Whipping up the same old pot roast, meatloaf, fried chicken, and pan-fried trout every night sounded like her worst nightmare. The gravy-forward country cooking was all delicious in its own way, tasting of Friday nights celebrating good grades, Sundays after church, and the occasional weeknight when both farm chores and work ran late and her mom couldn’t beat the clock to get dinner on the table before bedtime. But Nikki’s tastes—and her cooking habits—ran far more modern than anything on the Blue Plate menu.
So she had to behave herself in her staff’s kitchen. Never give them any reason to walk out on her.
Not like Kevin.
Nikki ground her teeth and started looking for a spare few inches of counter. She needed to work. She couldn’t stand here and think. If she had too much time on her hands, she’d fixate on Kevin all afternoon. She needed work.
Work, and an affirmation.
You put too much stock in one guy, and now you need to get over him.
Plain and simple, to the point. Nikki took a deep breath. She was new to affirmations, but she was very good at making action plans. And now she needed one.
Action plan, Nikki. What needed handling right now?
The sweet potatoes, of course. Tomorrow she was celebrating Thanksgiving at Notch Gap Farm with her best friend Rosemary, and Rosemary’s husband Stephen, and she was responsible for the sweet potato casserole. She could make it at home in the morning, but the flavors would be better if it sat overnight. Plus, she needed the distraction.
Nikki shoved some loose curls of auburn hair beneath her white kerchief and tried again to give herself a little prep space in the shoebox kitchen. This time, Patrick obligingly moved a few feet out of her way, perhaps trying to avoid another flying pan if she burned herself a second time. Patrick: a silent, but astute man.
“Hey Nikki, you want some extra carrots to take to your dinner?” he asked, dumping the orange carrot coins into boiling water. “We got enough for the dinner rush and then some. They reheat just fine.”
“No thanks. You take them,” Nikki replied, smiling quickly. “You and Betty. I have a new recipe for carrots I’m going to try making tomorrow morning, before dinner.”
Patrick shrugged, supremely indifferent to her special new recipes. “Don’t know why you want to add anything special to carrots. They’re fine with just some salt, maybe a little pepper. Sweet and savory, carrots.”
“I know, you’re right. I’m just feeling creative, I guess. Can’t mess them up with a little honey, maybe some bourbon, right?”
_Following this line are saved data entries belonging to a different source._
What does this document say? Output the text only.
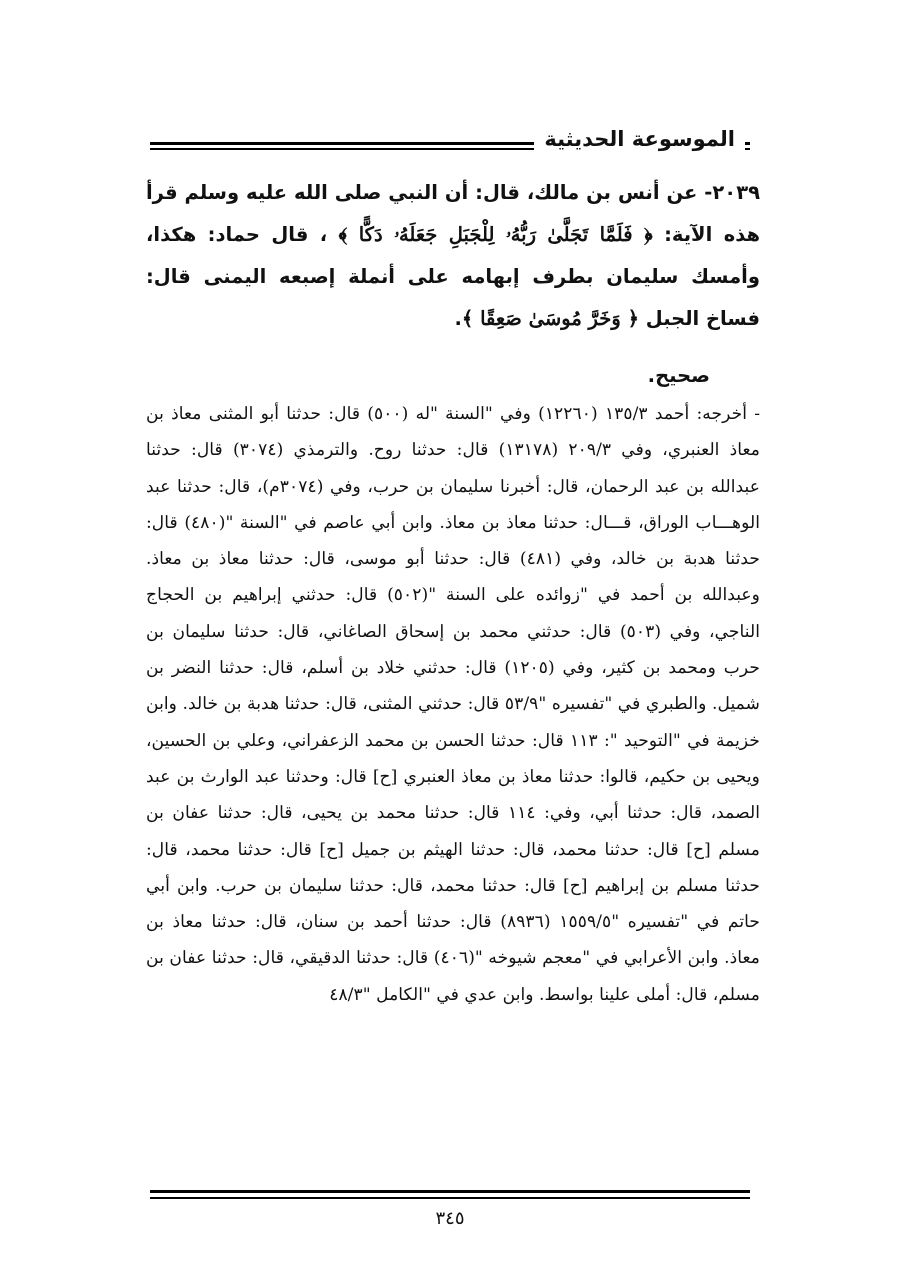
الموسوعة الحديثية

٢٠٣٩- عن أنس بن مالك، قال: أن النبي صلى الله عليه وسلم قرأ هذه الآية: ﴿ فَلَمَّا تَجَلَّىٰ رَبُّهُۥ لِلْجَبَلِ جَعَلَهُۥ دَكًّا ﴾ ، قال حماد: هكذا، وأمسك سليمان بطرف إبهامه على أنملة إصبعه اليمنى قال: فساخ الجبل ﴿ وَخَرَّ مُوسَىٰ صَعِقًا ﴾.

صحيح.

- أخرجه: أحمد ١٣٥/٣ (١٢٢٦٠) وفي "السنة "له (٥٠٠) قال: حدثنا أبو المثنى معاذ بن معاذ العنبري، وفي ٢٠٩/٣ (١٣١٧٨) قال: حدثنا روح. والترمذي (٣٠٧٤) قال: حدثنا عبدالله بن عبد الرحمان، قال: أخبرنا سليمان بن حرب، وفي (٣٠٧٤م)، قال: حدثنا عبد الوهـــاب الوراق، قـــال: حدثنا معاذ بن معاذ. وابن أبي عاصم في "السنة "(٤٨٠) قال: حدثنا هدبة بن خالد، وفي (٤٨١) قال: حدثنا أبو موسى، قال: حدثنا معاذ بن معاذ. وعبدالله بن أحمد في "زوائده على السنة "(٥٠٢) قال: حدثني إبراهيم بن الحجاج الناجي، وفي (٥٠٣) قال: حدثني محمد بن إسحاق الصاغاني، قال: حدثنا سليمان بن حرب ومحمد بن كثير، وفي (١٢٠٥) قال: حدثني خلاد بن أسلم، قال: حدثنا النضر بن شميل. والطبري في "تفسيره "٥٣/٩ قال: حدثني المثنى، قال: حدثنا هدبة بن خالد. وابن خزيمة في "التوحيد ": ١١٣ قال: حدثنا الحسن بن محمد الزعفراني، وعلي بن الحسين، ويحيى بن حكيم، قالوا: حدثنا معاذ بن معاذ العنبري [ح] قال: وحدثنا عبد الوارث بن عبد الصمد، قال: حدثنا أبي، وفي: ١١٤ قال: حدثنا محمد بن يحيى، قال: حدثنا عفان بن مسلم [ح] قال: حدثنا محمد، قال: حدثنا الهيثم بن جميل [ح] قال: حدثنا محمد، قال: حدثنا مسلم بن إبراهيم [ح] قال: حدثنا محمد، قال: حدثنا سليمان بن حرب. وابن أبي حاتم في "تفسيره "١٥٥٩/٥ (٨٩٣٦) قال: حدثنا أحمد بن سنان، قال: حدثنا معاذ بن معاذ. وابن الأعرابي في "معجم شيوخه "(٤٠٦) قال: حدثنا الدقيقي، قال: حدثنا عفان بن مسلم، قال: أملى علينا بواسط. وابن عدي في "الكامل "٤٨/٣

٣٤٥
Patrick grimaced in a way which suggested he found messing up carrots to be all too possible. He rubbed his hands on his grimy white shirt and leaned across the stove-top to nurse along some boiling green beans.
Privately, Nikki thought those boiled, squishy green beans were the most vile thing imaginable. The last time she’d eaten green beans, they’d been dressed in a vinaigrette and topped with feta cheese. Delicious. That had been in the privacy of her own home, of course. She was pretty sure if she put feta on the Blue Plate menu, her regulars would start a prayer circle for her soul. Green beans were boiled until soft, then heavily salted at the table. That was how they were eaten. Carrots? Pretty much the same.
Green beans and carrots: how drastically her taste buds had changed over the years! The Blue Plate served the classics she’d grown up on, the daughter of a truck-driver and a kindergarten teacher, and the granddaughter of farmers on both sides. As a child, nothing was better than snuggling into a corner booth of Aunt Evelyn’s diner for a chicken drumstick, a scoop of mashed potatoes, and a pile of those soggy green beans. Then, as a teenager, one very impassioned home economics teacher had awakened her passion for blending flavors, and Nikki had been developing into what her mother described as a “total food snob” ever since.
Nikki had washed off the masher and begun the assault on her bowl of sweet potatoes when the door from the dining room swung open. Lauren, a recent high school grad whom Nikki had been grooming into her assistant manager, poked her sleek head into the kitchen. Her chocolate-brown hair was coiffed into a perfect bun, like a ballet dancer’s. Nikki couldn’t understand how the kids got their hair so smooth. Her own curls were like springs attached to her scalp. She’d love, just once, to have elegantly straight hair.
“Nikki, phone call,” Lauren lilted. “I think it’s your mom.”
“Good grief,” Nikki muttered, putting down the masher and forgetting all about her hair. “Now? She knows I’m at work.”
“It’s not busy out here,” Lauren offered. “You can talk. No one else is calling.”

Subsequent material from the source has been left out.